As a Senior Research Scientist, his role is to initiate, lead and contribute to a wide range of research projects which assess, review and analyse impacts of dietary changes on aquatic animal production. This is done within national and international settings and integrates with complimentary work in genetics, reproduction biology, aquatic animal health,
environmental management and socio-economics.

Cedric has broad research interests including the digestive physiology and nutritional requirements of crustacean, fish and molluscs, the non-invasive assessment of nutritional condition, feed additives, and sustainable aquafeed ingredients and formulation.
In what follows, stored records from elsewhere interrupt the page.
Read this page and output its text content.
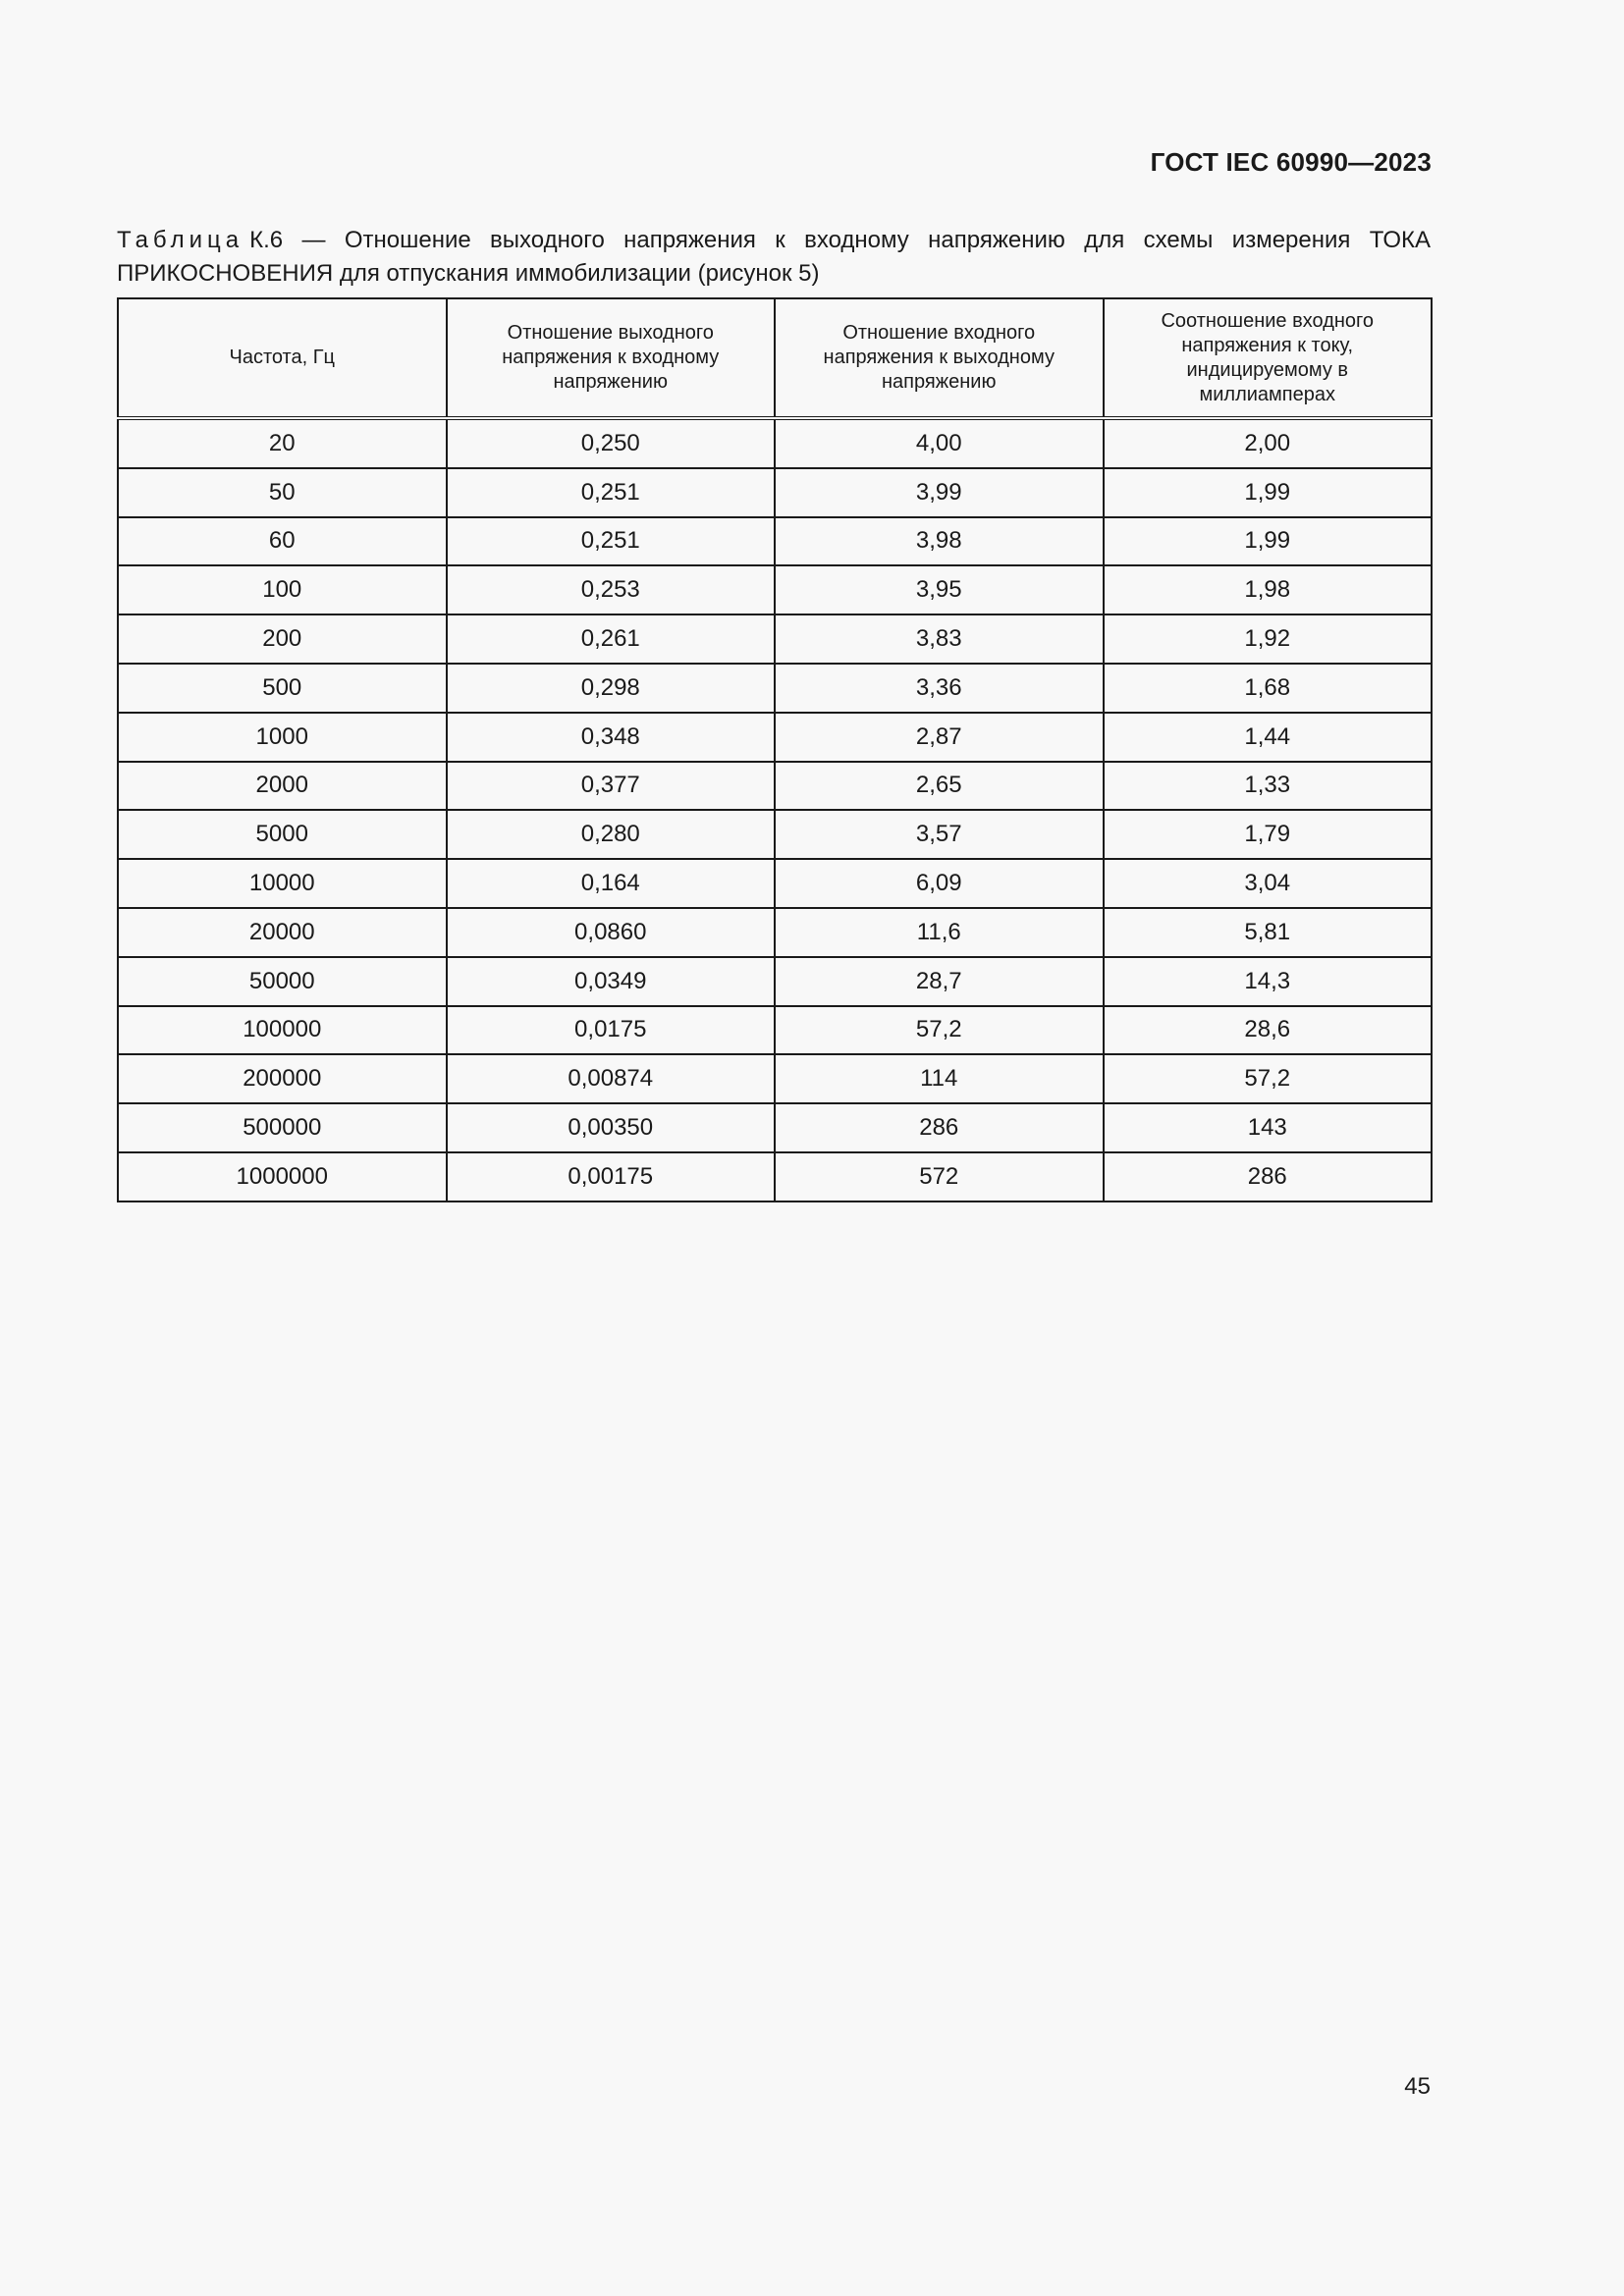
ГОСТ IEC 60990—2023
Таблица К.6 — Отношение выходного напряжения к входному напряжению для схемы измерения ТОКА ПРИКОСНОВЕНИЯ для отпускания иммобилизации (рисунок 5)
Частота, Гц	Отношение выходного напряжения к входному напряжению	Отношение входного напряжения к выходному напряжению	Соотношение входного напряжения к току, индицируемому в миллиамперах
20	0,250	4,00	2,00
50	0,251	3,99	1,99
60	0,251	3,98	1,99
100	0,253	3,95	1,98
200	0,261	3,83	1,92
500	0,298	3,36	1,68
1000	0,348	2,87	1,44
2000	0,377	2,65	1,33
5000	0,280	3,57	1,79
10000	0,164	6,09	3,04
20000	0,0860	11,6	5,81
50000	0,0349	28,7	14,3
100000	0,0175	57,2	28,6
200000	0,00874	114	57,2
500000	0,00350	286	143
1000000	0,00175	572	286
45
He holds a PhD in Marine Science from the University of Auckland and a BSc in Aquaculture from James Cook University.

From Plant Wastes to Sustainable Aquafeeds:
The NovacqTM Case History

Cedric Simon, CSIRO Integrated Sustainable Aquaculture Production Program
Nigel Preston, Director General, WorldFish, Penang
Andrew Chalmers, Business Development and Commercial, CSIRO Agriculture, Canberra


Every year 20-30 million metric tons of fish, one third of the global fish catch, is used to produce aquafeeds. This practice is unsustainable and a critical threat to the viability of the global aquafeed industry. Until recently, global efforts have failed to find alternatives that totally match or improve the cost and nutritional performance of wild fish products while reducing the burden on the natural environment. However, a novel innovation using natural marine microbial processes has achieved this goal, a world-first achievement in the sustainability and cost-effectiveness of aquafeeds.

The technology uses natural marine microbial processes to bio-convert plant wastes, such as bagasse or rice straw into a bioactive product (Novacq™) that improves the growth and health of farmed prawns and eliminates the need for any wild harvest fishmeal in prawn feeds. The technology is patented and in full-scale commercial production by several licensees in a number of countries. The development of Novacq™ (an abbreviation of novel aquafeed) is an example of why we need to rethink the way we produce aquafeeds. We need to continue to learn from nature how to produce sustainable aquafeeds and industrialize these processes in cost-effective ways.